24/12/2025
Hoy, en Navidad, me llegó esta foto mientras subía mi manquehuito 99. Me llegó de una vecina del barrio de los 80 en una calle de nombre indescifrable.
La miré con calma. Un grupo de niños disfrazados, medio desordenados, medio serios, jugando a ser otros… o mejor dicho, creyéndose completamente el juego. Nadie estaba actuando para la foto. Nadie estaba pensando cómo se veía. Simplemente estaban ahí, presentes, creyendo.
Y mientras bajaba, me pregunté en que estaría cada uno de esos niños y niñas y que quizás lo que más nos cuesta recuperar en estas fechas es la sensación de “volver a ser niños”.
Mas que por nostalgia, por la idea de reconectar con ciertas cualidades que, sin darnos cuenta, fuimos dejando de usar para adaptarnos al mundo adulto.
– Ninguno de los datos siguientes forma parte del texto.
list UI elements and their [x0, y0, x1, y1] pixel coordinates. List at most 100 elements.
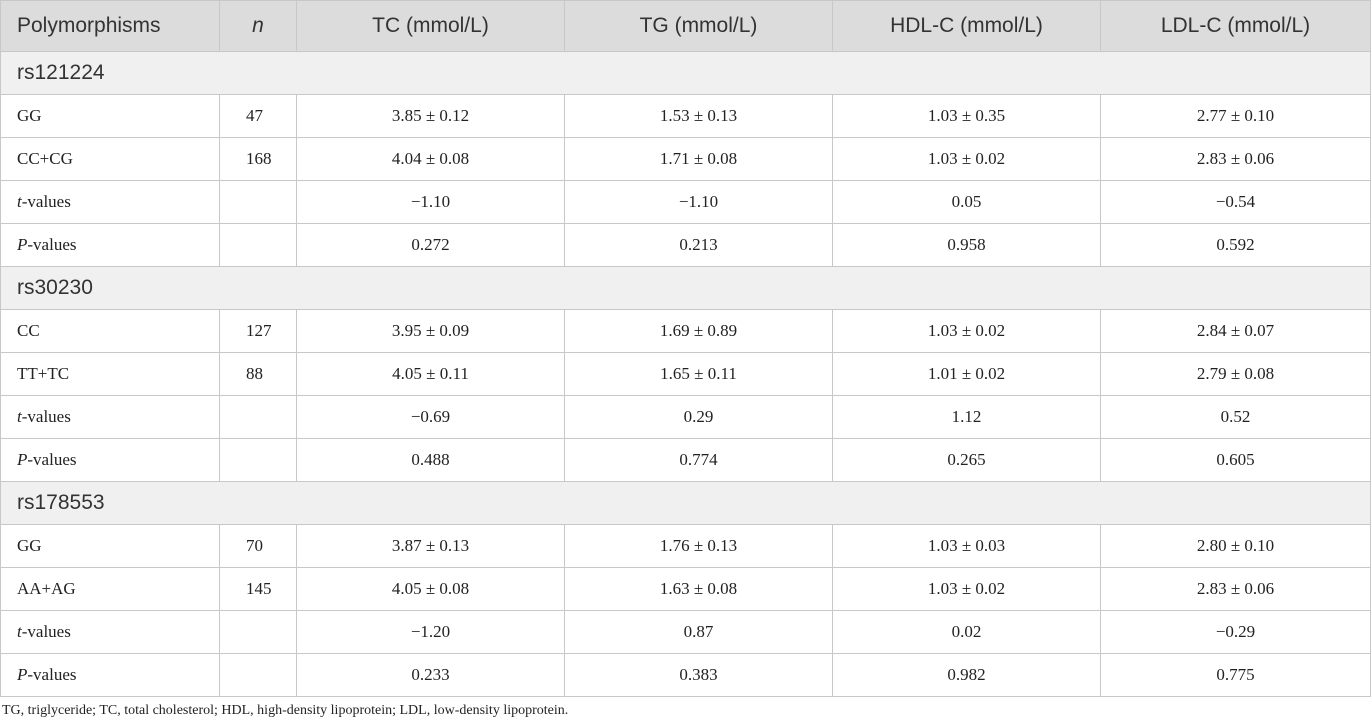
cell-ldl: 0.775 — [1100, 653, 1371, 697]
cell-tc: −1.20 — [296, 610, 565, 654]
lipid-polymorphism-table: Polymorphisms n TC (mmol/L) TG (mmol/L) … — [0, 0, 1371, 697]
row-label: P-values — [0, 223, 220, 267]
cell-ldl: 2.77 ± 0.10 — [1100, 94, 1371, 138]
row-label-italic: t — [17, 622, 22, 641]
cell-tc: 3.95 ± 0.09 — [296, 309, 565, 353]
row-label-italic: P — [17, 235, 28, 254]
row-label-rest: -values — [21, 622, 71, 641]
group-name: rs30230 — [0, 266, 1371, 310]
cell-n: 88 — [219, 352, 297, 396]
row-label: CC — [0, 309, 220, 353]
cell-ldl: 0.592 — [1100, 223, 1371, 267]
cell-tg: 1.65 ± 0.11 — [564, 352, 833, 396]
row-label-italic: t — [17, 192, 22, 211]
header-ldl: LDL-C (mmol/L) — [1100, 0, 1371, 52]
table-row: GG 70 3.87 ± 0.13 1.76 ± 0.13 1.03 ± 0.03 2.8… — [0, 524, 1371, 568]
cell-tg: 0.774 — [564, 438, 833, 482]
row-label-italic: P — [17, 665, 28, 684]
cell-ldl: 2.83 ± 0.06 — [1100, 137, 1371, 181]
header-n: n — [219, 0, 297, 52]
row-label-rest: -values — [21, 407, 71, 426]
cell-hdl: 0.05 — [832, 180, 1101, 224]
row-label-italic: P — [17, 450, 28, 469]
cell-hdl: 1.03 ± 0.35 — [832, 94, 1101, 138]
row-label: TT+TC — [0, 352, 220, 396]
cell-hdl: 1.03 ± 0.02 — [832, 567, 1101, 611]
cell-hdl: 0.02 — [832, 610, 1101, 654]
table-row: P-values 0.233 0.383 0.982 0.775 — [0, 653, 1371, 697]
cell-tc: 4.05 ± 0.08 — [296, 567, 565, 611]
cell-ldl: 2.84 ± 0.07 — [1100, 309, 1371, 353]
header-tg: TG (mmol/L) — [564, 0, 833, 52]
row-label: P-values — [0, 653, 220, 697]
cell-n — [219, 180, 297, 224]
cell-hdl: 0.982 — [832, 653, 1101, 697]
cell-ldl: −0.54 — [1100, 180, 1371, 224]
cell-tg: 0.213 — [564, 223, 833, 267]
row-label-rest: -values — [27, 450, 77, 469]
cell-hdl: 1.12 — [832, 395, 1101, 439]
table-row: t-values −1.10 −1.10 0.05 −0.54 — [0, 180, 1371, 224]
cell-ldl: 2.80 ± 0.10 — [1100, 524, 1371, 568]
cell-tc: 3.85 ± 0.12 — [296, 94, 565, 138]
cell-tc: 3.87 ± 0.13 — [296, 524, 565, 568]
row-label-italic: t — [17, 407, 22, 426]
cell-hdl: 1.03 ± 0.02 — [832, 137, 1101, 181]
cell-tc: 0.272 — [296, 223, 565, 267]
group-header-row: rs178553 — [0, 481, 1371, 525]
cell-tc: −0.69 — [296, 395, 565, 439]
header-hdl: HDL-C (mmol/L) — [832, 0, 1101, 52]
table-row: t-values −1.20 0.87 0.02 −0.29 — [0, 610, 1371, 654]
table-row: CC+CG 168 4.04 ± 0.08 1.71 ± 0.08 1.03 ± 0.0… — [0, 137, 1371, 181]
row-label: t-values — [0, 180, 220, 224]
table-row: TT+TC 88 4.05 ± 0.11 1.65 ± 0.11 1.01 ± 0.02… — [0, 352, 1371, 396]
row-label: CC+CG — [0, 137, 220, 181]
row-label: AA+AG — [0, 567, 220, 611]
table-row: AA+AG 145 4.05 ± 0.08 1.63 ± 0.08 1.03 ± 0.0… — [0, 567, 1371, 611]
cell-tg: 1.63 ± 0.08 — [564, 567, 833, 611]
cell-n: 70 — [219, 524, 297, 568]
cell-n: 168 — [219, 137, 297, 181]
cell-tc: −1.10 — [296, 180, 565, 224]
cell-hdl: 0.958 — [832, 223, 1101, 267]
cell-tg: −1.10 — [564, 180, 833, 224]
table-row: P-values 0.488 0.774 0.265 0.605 — [0, 438, 1371, 482]
header-tc: TC (mmol/L) — [296, 0, 565, 52]
cell-n: 127 — [219, 309, 297, 353]
cell-tg: 1.69 ± 0.89 — [564, 309, 833, 353]
table-row: CC 127 3.95 ± 0.09 1.69 ± 0.89 1.03 ± 0.02 2.… — [0, 309, 1371, 353]
cell-hdl: 1.03 ± 0.03 — [832, 524, 1101, 568]
cell-tg: 0.87 — [564, 610, 833, 654]
cell-n: 47 — [219, 94, 297, 138]
group-header-row: rs30230 — [0, 266, 1371, 310]
group-name: rs178553 — [0, 481, 1371, 525]
table-row: P-values 0.272 0.213 0.958 0.592 — [0, 223, 1371, 267]
cell-hdl: 1.03 ± 0.02 — [832, 309, 1101, 353]
cell-n — [219, 223, 297, 267]
cell-tc: 0.233 — [296, 653, 565, 697]
table-header-row: Polymorphisms n TC (mmol/L) TG (mmol/L) … — [0, 0, 1371, 52]
row-label-rest: -values — [27, 235, 77, 254]
table-body: rs121224 GG 47 3.85 ± 0.12 1.53 ± 0.13 1.03 ±… — [0, 51, 1371, 697]
table-row: t-values −0.69 0.29 1.12 0.52 — [0, 395, 1371, 439]
cell-ldl: −0.29 — [1100, 610, 1371, 654]
cell-n — [219, 653, 297, 697]
cell-tc: 4.04 ± 0.08 — [296, 137, 565, 181]
cell-ldl: 2.79 ± 0.08 — [1100, 352, 1371, 396]
table-footnote: TG, triglyceride; TC, total cholesterol;… — [2, 703, 569, 718]
cell-tg: 1.71 ± 0.08 — [564, 137, 833, 181]
cell-n — [219, 610, 297, 654]
row-label-rest: -values — [21, 192, 71, 211]
cell-hdl: 1.01 ± 0.02 — [832, 352, 1101, 396]
cell-ldl: 0.605 — [1100, 438, 1371, 482]
cell-tg: 1.53 ± 0.13 — [564, 94, 833, 138]
cell-tg: 0.383 — [564, 653, 833, 697]
cell-n — [219, 395, 297, 439]
cell-hdl: 0.265 — [832, 438, 1101, 482]
row-label: GG — [0, 524, 220, 568]
cell-tc: 0.488 — [296, 438, 565, 482]
group-header-row: rs121224 — [0, 51, 1371, 95]
cell-tg: 0.29 — [564, 395, 833, 439]
row-label: t-values — [0, 610, 220, 654]
row-label: GG — [0, 94, 220, 138]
La capacidad de creer sin tantas garantías.
La confianza básica en el otro.
El juego como espacio serio para explorar, crear y vincularnos.
La honestidad emocional, sin tanto filtro ni estrategia.
La ternura.
El asombro.
La posibilidad de equivocarnos sin castigarnos por eso.
Y es que en nuestras relaciones adultas solemos ser muy competentes para protegernos, para anticipar riesgos, para no “exponernos de más”. Pero a veces, en ese intento, también perdemos frescura, presencia y profundidad en el encuentro con otros.
Para mí, Navidad es una buena excusa para detenerse y preguntarse eso:
¿Qué parte mía sigue disponible para creer, para confiar, para jugar, para relacionarse desde un lugar más simple y más humano?
Volver a ser niños no es volver atrás.
Es recordar algo esencial que todavía está ahí, esperando ser usado de nuevo.
A todos los que leen por aquí les deseo una feliz Navidad, que disfruten de una noche de ser niños y maravíllense con lo simple.
Especiales saludos a la Vicky, el Thomas, Marcela, Pedrito, mi hermano Álvaro que aparecen en la foto y también a los demás amigos del barrio: la Dani, el Juano, Juan Pablo, el Picho, Rodrigo, Gonzalo y Andrés.